By Eve Mitchell
You think you’ve heard everything. Then you get a surprise.
Back in June a story broke here in the UK that our Government sells the meat from cattle culled for testing positive for bovine tuberculosis to feed people in schools, hospitals and the military. The Department for Environment, Food and Rural Affairs (Defra) does not tell buyers the meat came from TB infected animals, and it turns a tidy profit from the trade (about £10 million/US$15.5 million a year). In a world full of industrial food “yuck factor”, this is more like a “Wow. Really?” factor.
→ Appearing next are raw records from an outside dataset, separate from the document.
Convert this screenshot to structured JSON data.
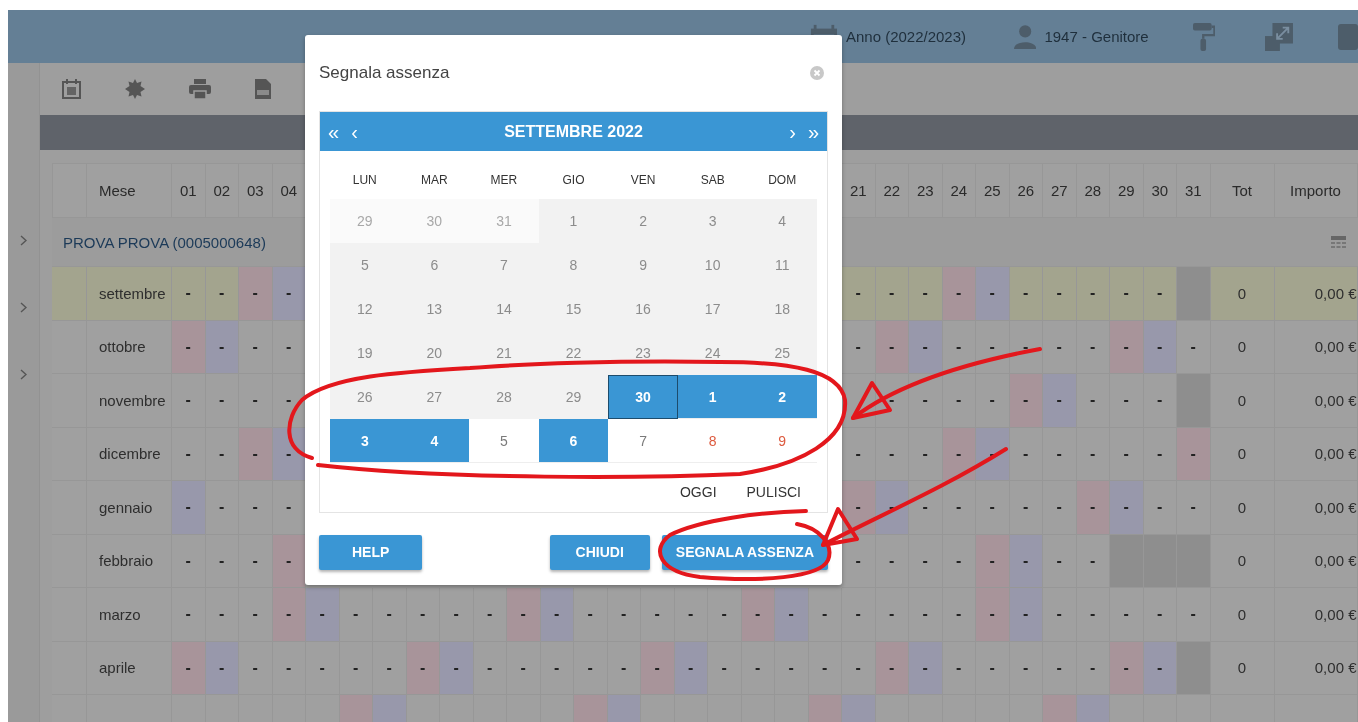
{
  "top_bar": {
    "year": "Anno (2022/2023)",
    "user": "1947 - Genitore"
  },
  "table": {
    "columns": {
      "month": "Mese",
      "days_start": [
        "01",
        "02",
        "03",
        "04"
      ],
      "days_end": [
        "21",
        "22",
        "23",
        "24",
        "25",
        "26",
        "27",
        "28",
        "29",
        "30",
        "31"
      ],
      "total": "Tot",
      "amount": "Importo"
    },
    "group": "PROVA PROVA (0005000648)",
    "rows": [
      {
        "month": "settembre",
        "highlight": true,
        "total": "0",
        "amount": "0,00 €",
        "days_start": [
          {
            "kind": "day",
            "text": "-"
          },
          {
            "kind": "day",
            "text": "-"
          },
          {
            "kind": "sat",
            "text": "-"
          },
          {
            "kind": "sun",
            "text": "-"
          }
        ],
        "days_end": [
          {
            "kind": "day",
            "text": "-"
          },
          {
            "kind": "day",
            "text": "-"
          },
          {
            "kind": "day",
            "text": "-"
          },
          {
            "kind": "sat",
            "text": "-"
          },
          {
            "kind": "sun",
            "text": "-"
          },
          {
            "kind": "day",
            "text": "-"
          },
          {
            "kind": "day",
            "text": "-"
          },
          {
            "kind": "day",
            "text": "-"
          },
          {
            "kind": "day",
            "text": "-"
          },
          {
            "kind": "day",
            "text": "-"
          },
          {
            "kind": "none"
          }
        ]
      },
      {
        "month": "ottobre",
        "highlight": false,
        "total": "0",
        "amount": "0,00 €",
        "days_start": [
          {
            "kind": "sat",
            "text": "-"
          },
          {
            "kind": "sun",
            "text": "-"
          },
          {
            "kind": "day",
            "text": "-"
          },
          {
            "kind": "day",
            "text": "-"
          }
        ],
        "days_end": [
          {
            "kind": "day",
            "text": "-"
          },
          {
            "kind": "sat",
            "text": "-"
          },
          {
            "kind": "sun",
            "text": "-"
          },
          {
            "kind": "day",
            "text": "-"
          },
          {
            "kind": "day",
            "text": "-"
          },
          {
            "kind": "day",
            "text": "-"
          },
          {
            "kind": "day",
            "text": "-"
          },
          {
            "kind": "day",
            "text": "-"
          },
          {
            "kind": "sat",
            "text": "-"
          },
          {
            "kind": "sun",
            "text": "-"
          },
          {
            "kind": "day",
            "text": "-"
          }
        ]
      },
      {
        "month": "novembre",
        "highlight": false,
        "total": "0",
        "amount": "0,00 €",
        "days_start": [
          {
            "kind": "day",
            "text": "-"
          },
          {
            "kind": "day",
            "text": "-"
          },
          {
            "kind": "day",
            "text": "-"
          },
          {
            "kind": "day",
            "text": "-"
          }
        ],
        "days_end": [
          {
            "kind": "day"
          },
          {
            "kind": "day",
            "text": "-"
          },
          {
            "kind": "day",
            "text": "-"
          },
          {
            "kind": "day",
            "text": "-"
          },
          {
            "kind": "day",
            "text": "-"
          },
          {
            "kind": "sat",
            "text": "-"
          },
          {
            "kind": "sun",
            "text": "-"
          },
          {
            "kind": "day",
            "text": "-"
          },
          {
            "kind": "day",
            "text": "-"
          },
          {
            "kind": "day",
            "text": "-"
          },
          {
            "kind": "none"
          }
        ]
      },
      {
        "month": "dicembre",
        "highlight": false,
        "total": "0",
        "amount": "0,00 €",
        "days_start": [
          {
            "kind": "day",
            "text": "-"
          },
          {
            "kind": "day",
            "text": "-"
          },
          {
            "kind": "sat",
            "text": "-"
          },
          {
            "kind": "sun",
            "text": "-"
          }
        ],
        "days_end": [
          {
            "kind": "day",
            "text": "-"
          },
          {
            "kind": "day",
            "text": "-"
          },
          {
            "kind": "day",
            "text": "-"
          },
          {
            "kind": "sat",
            "text": "-"
          },
          {
            "kind": "sun",
            "text": "-"
          },
          {
            "kind": "day",
            "text": "-"
          },
          {
            "kind": "day",
            "text": "-"
          },
          {
            "kind": "day",
            "text": "-"
          },
          {
            "kind": "day",
            "text": "-"
          },
          {
            "kind": "day",
            "text": "-"
          },
          {
            "kind": "sat",
            "text": "-"
          }
        ]
      },
      {
        "month": "gennaio",
        "highlight": false,
        "total": "0",
        "amount": "0,00 €",
        "days_start": [
          {
            "kind": "sun",
            "text": "-"
          },
          {
            "kind": "day",
            "text": "-"
          },
          {
            "kind": "day",
            "text": "-"
          },
          {
            "kind": "day",
            "text": "-"
          }
        ],
        "days_end": [
          {
            "kind": "sat",
            "text": "-"
          },
          {
            "kind": "sun",
            "text": "-"
          },
          {
            "kind": "day",
            "text": "-"
          },
          {
            "kind": "day",
            "text": "-"
          },
          {
            "kind": "day",
            "text": "-"
          },
          {
            "kind": "day",
            "text": "-"
          },
          {
            "kind": "day",
            "text": "-"
          },
          {
            "kind": "sat",
            "text": "-"
          },
          {
            "kind": "sun",
            "text": "-"
          },
          {
            "kind": "day",
            "text": "-"
          },
          {
            "kind": "day",
            "text": "-"
          }
        ]
      },
      {
        "month": "febbraio",
        "highlight": false,
        "total": "0",
        "amount": "0,00 €",
        "days_start": [
          {
            "kind": "day",
            "text": "-"
          },
          {
            "kind": "day",
            "text": "-"
          },
          {
            "kind": "day",
            "text": "-"
          },
          {
            "kind": "sat",
            "text": "-"
          }
        ],
        "days_end": [
          {
            "kind": "day",
            "text": "-"
          },
          {
            "kind": "day",
            "text": "-"
          },
          {
            "kind": "day",
            "text": "-"
          },
          {
            "kind": "day",
            "text": "-"
          },
          {
            "kind": "sat",
            "text": "-"
          },
          {
            "kind": "sun",
            "text": "-"
          },
          {
            "kind": "day",
            "text": "-"
          },
          {
            "kind": "day",
            "text": "-"
          },
          {
            "kind": "none"
          },
          {
            "kind": "none"
          },
          {
            "kind": "none"
          }
        ]
      },
      {
        "month": "marzo",
        "highlight": false,
        "total": "0",
        "amount": "0,00 €",
        "days": [
          {
            "kind": "day",
            "text": "-"
          },
          {
            "kind": "day",
            "text": "-"
          },
          {
            "kind": "day",
            "text": "-"
          },
          {
            "kind": "sat",
            "text": "-"
          },
          {
            "kind": "sun",
            "text": "-"
          },
          {
            "kind": "day",
            "text": "-"
          },
          {
            "kind": "day",
            "text": "-"
          },
          {
            "kind": "day",
            "text": "-"
          },
          {
            "kind": "day",
            "text": "-"
          },
          {
            "kind": "day",
            "text": "-"
          },
          {
            "kind": "sat",
            "text": "-"
          },
          {
            "kind": "sun",
            "text": "-"
          },
          {
            "kind": "day",
            "text": "-"
          },
          {
            "kind": "day",
            "text": "-"
          },
          {
            "kind": "day",
            "text": "-"
          },
          {
            "kind": "day",
            "text": "-"
          },
          {
            "kind": "day",
            "text": "-"
          },
          {
            "kind": "sat",
            "text": "-"
          },
          {
            "kind": "sun",
            "text": "-"
          },
          {
            "kind": "day",
            "text": "-"
          },
          {
            "kind": "day",
            "text": "-"
          },
          {
            "kind": "day",
            "text": "-"
          },
          {
            "kind": "day",
            "text": "-"
          },
          {
            "kind": "day",
            "text": "-"
          },
          {
            "kind": "sat",
            "text": "-"
          },
          {
            "kind": "sun",
            "text": "-"
          },
          {
            "kind": "day",
            "text": "-"
          },
          {
            "kind": "day",
            "text": "-"
          },
          {
            "kind": "day",
            "text": "-"
          },
          {
            "kind": "day",
            "text": "-"
          },
          {
            "kind": "day",
            "text": "-"
          }
        ]
      },
      {
        "month": "aprile",
        "highlight": false,
        "total": "0",
        "amount": "0,00 €",
        "days": [
          {
            "kind": "sat",
            "text": "-"
          },
          {
            "kind": "sun",
            "text": "-"
          },
          {
            "kind": "day",
            "text": "-"
          },
          {
            "kind": "day",
            "text": "-"
          },
          {
            "kind": "day",
            "text": "-"
          },
          {
            "kind": "day",
            "text": "-"
          },
          {
            "kind": "day",
            "text": "-"
          },
          {
            "kind": "sat",
            "text": "-"
          },
          {
            "kind": "sun",
            "text": "-"
          },
          {
            "kind": "day",
            "text": "-"
          },
          {
            "kind": "day",
            "text": "-"
          },
          {
            "kind": "day",
            "text": "-"
          },
          {
            "kind": "day",
            "text": "-"
          },
          {
            "kind": "day",
            "text": "-"
          },
          {
            "kind": "sat",
            "text": "-"
          },
          {
            "kind": "sun",
            "text": "-"
          },
          {
            "kind": "day",
            "text": "-"
          },
          {
            "kind": "day",
            "text": "-"
          },
          {
            "kind": "day",
            "text": "-"
          },
          {
            "kind": "day",
            "text": "-"
          },
          {
            "kind": "day",
            "text": "-"
          },
          {
            "kind": "sat",
            "text": "-"
          },
          {
            "kind": "sun",
            "text": "-"
          },
          {
            "kind": "day",
            "text": "-"
          },
          {
            "kind": "day",
            "text": "-"
          },
          {
            "kind": "day",
            "text": "-"
          },
          {
            "kind": "day",
            "text": "-"
          },
          {
            "kind": "day",
            "text": "-"
          },
          {
            "kind": "sat",
            "text": "-"
          },
          {
            "kind": "sun",
            "text": "-"
          },
          {
            "kind": "none"
          }
        ]
      },
      {
        "highlight": false,
        "days": [
          {
            "kind": "day"
          },
          {
            "kind": "day"
          },
          {
            "kind": "day"
          },
          {
            "kind": "day"
          },
          {
            "kind": "day"
          },
          {
            "kind": "sat"
          },
          {
            "kind": "sun"
          },
          {
            "kind": "day"
          },
          {
            "kind": "day"
          },
          {
            "kind": "day"
          },
          {
            "kind": "day"
          },
          {
            "kind": "day"
          },
          {
            "kind": "sat"
          },
          {
            "kind": "sun"
          },
          {
            "kind": "day"
          },
          {
            "kind": "day"
          },
          {
            "kind": "day"
          },
          {
            "kind": "day"
          },
          {
            "kind": "day"
          },
          {
            "kind": "sat"
          },
          {
            "kind": "sun"
          },
          {
            "kind": "day"
          },
          {
            "kind": "day"
          },
          {
            "kind": "day"
          },
          {
            "kind": "day"
          },
          {
            "kind": "day"
          },
          {
            "kind": "sat"
          },
          {
            "kind": "sun"
          },
          {
            "kind": "day"
          },
          {
            "kind": "day"
          },
          {
            "kind": "day"
          }
        ]
      }
    ]
  },
  "dialog": {
    "title": "Segnala assenza",
    "calendar": {
      "nav_left": [
        "«",
        "‹"
      ],
      "month": "SETTEMBRE 2022",
      "nav_right": [
        "›",
        "»"
      ],
      "weekdays": [
        "LUN",
        "MAR",
        "MER",
        "GIO",
        "VEN",
        "SAB",
        "DOM"
      ],
      "days": [
        {
          "text": "29",
          "kind": "other",
          "selected": false,
          "focused": false
        },
        {
          "text": "30",
          "kind": "other",
          "selected": false,
          "focused": false
        },
        {
          "text": "31",
          "kind": "other",
          "selected": false,
          "focused": false
        },
        {
          "text": "1",
          "kind": "past",
          "selected": false,
          "focused": false
        },
        {
          "text": "2",
          "kind": "past",
          "selected": false,
          "focused": false
        },
        {
          "text": "3",
          "kind": "past",
          "selected": false,
          "focused": false
        },
        {
          "text": "4",
          "kind": "past",
          "selected": false,
          "focused": false
        },
        {
          "text": "5",
          "kind": "past",
          "selected": false,
          "focused": false
        },
        {
          "text": "6",
          "kind": "past",
          "selected": false,
          "focused": false
        },
        {
          "text": "7",
          "kind": "past",
          "selected": false,
          "focused": false
        },
        {
          "text": "8",
          "kind": "past",
          "selected": false,
          "focused": false
        },
        {
          "text": "9",
          "kind": "past",
          "selected": false,
          "focused": false
        },
        {
          "text": "10",
          "kind": "past",
          "selected": false,
          "focused": false
        },
        {
          "text": "11",
          "kind": "past",
          "selected": false,
          "focused": false
        },
        {
          "text": "12",
          "kind": "past",
          "selected": false,
          "focused": false
        },
        {
          "text": "13",
          "kind": "past",
          "selected": false,
          "focused": false
        },
        {
          "text": "14",
          "kind": "past",
          "selected": false,
          "focused": false
        },
        {
          "text": "15",
          "kind": "past",
          "selected": false,
          "focused": false
        },
        {
          "text": "16",
          "kind": "past",
          "selected": false,
          "focused": false
        },
        {
          "text": "17",
          "kind": "past",
          "selected": false,
          "focused": false
        },
        {
          "text": "18",
          "kind": "past",
          "selected": false,
          "focused": false
        },
        {
          "text": "19",
          "kind": "past",
          "selected": false,
          "focused": false
        },
        {
          "text": "20",
          "kind": "past",
          "selected": false,
          "focused": false
        },
        {
          "text": "21",
          "kind": "past",
          "selected": false,
          "focused": false
        },
        {
          "text": "22",
          "kind": "past",
          "selected": false,
          "focused": false
        },
        {
          "text": "23",
          "kind": "past",
          "selected": false,
          "focused": false
        },
        {
          "text": "24",
          "kind": "past",
          "selected": false,
          "focused": false
        },
        {
          "text": "25",
          "kind": "past",
          "selected": false,
          "focused": false
        },
        {
          "text": "26",
          "kind": "past",
          "selected": false,
          "focused": false
        },
        {
          "text": "27",
          "kind": "past",
          "selected": false,
          "focused": false
        },
        {
          "text": "28",
          "kind": "past",
          "selected": false,
          "focused": false
        },
        {
          "text": "29",
          "kind": "past",
          "selected": false,
          "focused": false
        },
        {
          "text": "30",
          "kind": "past",
          "selected": true,
          "focused": true
        },
        {
          "text": "1",
          "kind": "next",
          "selected": true,
          "focused": false
        },
        {
          "text": "2",
          "kind": "next",
          "selected": true,
          "focused": false
        },
        {
          "text": "3",
          "kind": "next",
          "selected": true,
          "focused": false
        },
        {
          "text": "4",
          "kind": "next",
          "selected": true,
          "focused": false
        },
        {
          "text": "5",
          "kind": "next",
          "selected": false,
          "focused": false
        },
        {
          "text": "6",
          "kind": "next",
          "selected": true,
          "focused": false
        },
        {
          "text": "7",
          "kind": "next",
          "selected": false,
          "focused": false
        },
        {
          "text": "8",
          "kind": "weekend",
          "selected": false,
          "focused": false
        },
        {
          "text": "9",
          "kind": "weekend",
          "selected": false,
          "focused": false
        }
      ],
      "actions": [
        "OGGI",
        "PULISCI"
      ]
    },
    "buttons": [
      "HELP",
      "CHIUDI",
      "SEGNALA ASSENZA"
    ]
  }
}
For readers unfamiliar with the emotional tinderbox this sets alight, the UK is gripped in a row over bovine TB that some argue could bring down the government. Badgers are said to spread the disease to cattle and vice versa. Farmers must test their animals regularly for TB, the law requires that all animals that react to the test must be shot, and positive test results affect a farmer’s ability to sell or move remaining cattle before a period of clear test results expires. Defra policy is to pilot two badger culls to see if this reduces TB in cattle – an extraordinary measure given badgers are a protected species. The culls began during the night of 27 August, but controversy
rages over whether it will work and not just spread frightened infectious badgers further afield, what baseline data are being used to determine success, if it is even necessary or economically efficient, why other options like vaccines are not deployed instead and why we are not also viewing this as farmed cattle infecting wild, protected badgers.